In a letter put out last week, Larry Kaifesh, who is opposing Goel in the Republican party's March 18 primary for the 8th Congressional District, accused Goel of taking her "campaign into the gutter", according to Chicago's Courier-News.
"In a strange act of desperation, the Indian Americans for Freedom super PAC and their candidate for Illinois' 8th Congressional District, Manju Goel, have taken her campaign into the gutter," it said.
"They have established a fake web site as well as fake Facebook and Twitter accounts in an attempt to manipulate and confuse voters about Colonel Larry Kaifesh."

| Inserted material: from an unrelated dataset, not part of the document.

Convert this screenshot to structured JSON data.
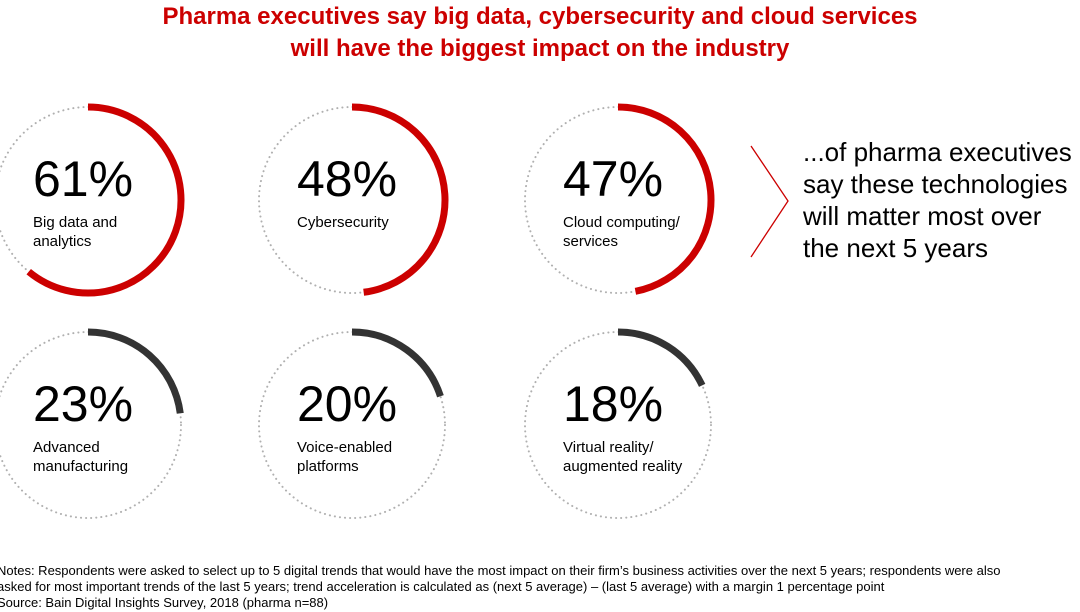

The letter states that the web site, larrykaifesh4congress.com, "steals the appearance of Colonel Kaifesh's actual web site but contains false positions on issues and goes so far to allege, falsely, that Colonel Kaifesh is a racist".
However, the Manju Media Team told the Courier-News in response to an email that "Manju for Congress campaign has no knowledge of the web sites mentioned in your email.
"We are focused on issue based campaign, and have even invited Kaifesh for debate on issues which he has not responded to so far."
Under US law, Super PACs, officially known as "independent-expenditure only committees", can engage in unlimited political spending as long as they don't make contributions to candidate campaigns or parties.
The PAC was formed by Indian-American businessman Shalli Kumar, a supporter of the Bharatiya Janata Party's prime ministerial candidate Narendra Modi.
Goel and Kumar have denied any allegations of impropriety, according to the Chicago Tribune.
"I haven't done anything illegal and my campaign is squeaky clean," Goel told the newspaper.